In 1983 a film crew decided to do a story on the ghost town. Their accounts only helped cement the legend when the reporter got violently ill while trying to tell the story, and the equipment refused to work while in the confines of the village.
I was very fortunate to be able to visit Dudleytown many years ago before it was forbidden and illegal to enter. The trails, during our visit, were thinly defined in most cases with Dudleytown Road and Dark Entry Road meeting a few miles from their origin in the center of the old town. Any evidence of a once-thriving village was either long gone or covered by the overgrowth of time. The woods were eerily quiet and void of wildlife, yet there was a certain serenity about them. It felt as if the trees and remains of stone walls and foundations were eager to speak of the history that made the place so famous. There are plenty of tales to peruse of the place and plenty of people who swear the stories are true, whether they have experienced the town for themselves or have only read about the history and haunts.

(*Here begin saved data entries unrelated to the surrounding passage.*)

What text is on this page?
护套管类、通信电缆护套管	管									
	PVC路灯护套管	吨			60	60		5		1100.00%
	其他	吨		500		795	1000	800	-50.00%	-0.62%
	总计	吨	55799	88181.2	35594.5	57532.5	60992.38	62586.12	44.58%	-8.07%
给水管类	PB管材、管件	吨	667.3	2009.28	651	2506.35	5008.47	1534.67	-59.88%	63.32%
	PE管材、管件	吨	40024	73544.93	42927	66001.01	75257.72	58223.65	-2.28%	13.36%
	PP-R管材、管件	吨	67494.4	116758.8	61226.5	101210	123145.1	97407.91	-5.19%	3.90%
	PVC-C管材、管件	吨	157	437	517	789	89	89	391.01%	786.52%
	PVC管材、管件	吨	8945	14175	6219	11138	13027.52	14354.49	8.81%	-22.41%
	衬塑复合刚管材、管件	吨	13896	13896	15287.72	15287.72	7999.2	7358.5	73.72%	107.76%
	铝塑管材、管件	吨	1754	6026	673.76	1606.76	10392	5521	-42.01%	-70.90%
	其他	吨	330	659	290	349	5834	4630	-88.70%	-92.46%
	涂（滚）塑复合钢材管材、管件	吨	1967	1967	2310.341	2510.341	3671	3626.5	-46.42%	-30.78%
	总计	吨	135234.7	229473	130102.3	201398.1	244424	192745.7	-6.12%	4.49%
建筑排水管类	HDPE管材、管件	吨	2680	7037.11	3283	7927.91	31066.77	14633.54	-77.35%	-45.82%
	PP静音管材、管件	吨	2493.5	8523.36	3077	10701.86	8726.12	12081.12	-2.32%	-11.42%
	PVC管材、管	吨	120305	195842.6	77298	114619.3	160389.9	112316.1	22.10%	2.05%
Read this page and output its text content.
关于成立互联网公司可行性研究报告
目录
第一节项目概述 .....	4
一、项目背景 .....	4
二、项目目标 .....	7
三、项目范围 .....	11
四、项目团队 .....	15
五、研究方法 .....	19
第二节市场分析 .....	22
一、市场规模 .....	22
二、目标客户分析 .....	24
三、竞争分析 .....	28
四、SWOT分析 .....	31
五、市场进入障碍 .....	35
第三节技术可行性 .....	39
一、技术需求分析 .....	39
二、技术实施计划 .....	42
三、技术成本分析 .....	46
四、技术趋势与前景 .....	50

The area of Dudleytown is privately owned and has been for some time. Anyone caught within the boundaries of what was once Dudleytown will be arrested for trespassing. The town has gone as far as to rename the roads in order to confuse and thwart thrill seekers from going up there in the first place. Why Dudleytown? Is it the story of the ill-fated Dudley family coming to New England to settle?
Is it the stories of cloven-hoof beasts that drove residents to the brink of their sanity? Was it the mysterious over publicized ill-luck of the townsfolk? Was it any of these or all?  
Abandoned ghost towns create the perfect backdrop for the creation of scary stories and myths. The tales of ghosts, demons, curses, satanic rituals and tragedy have made many swear that Dudleytown is the most haunted place in the United States. Even if the place is now forbidden from the eyes, one may read about its history, using imagination to paint their own picture in deep corners of the mind.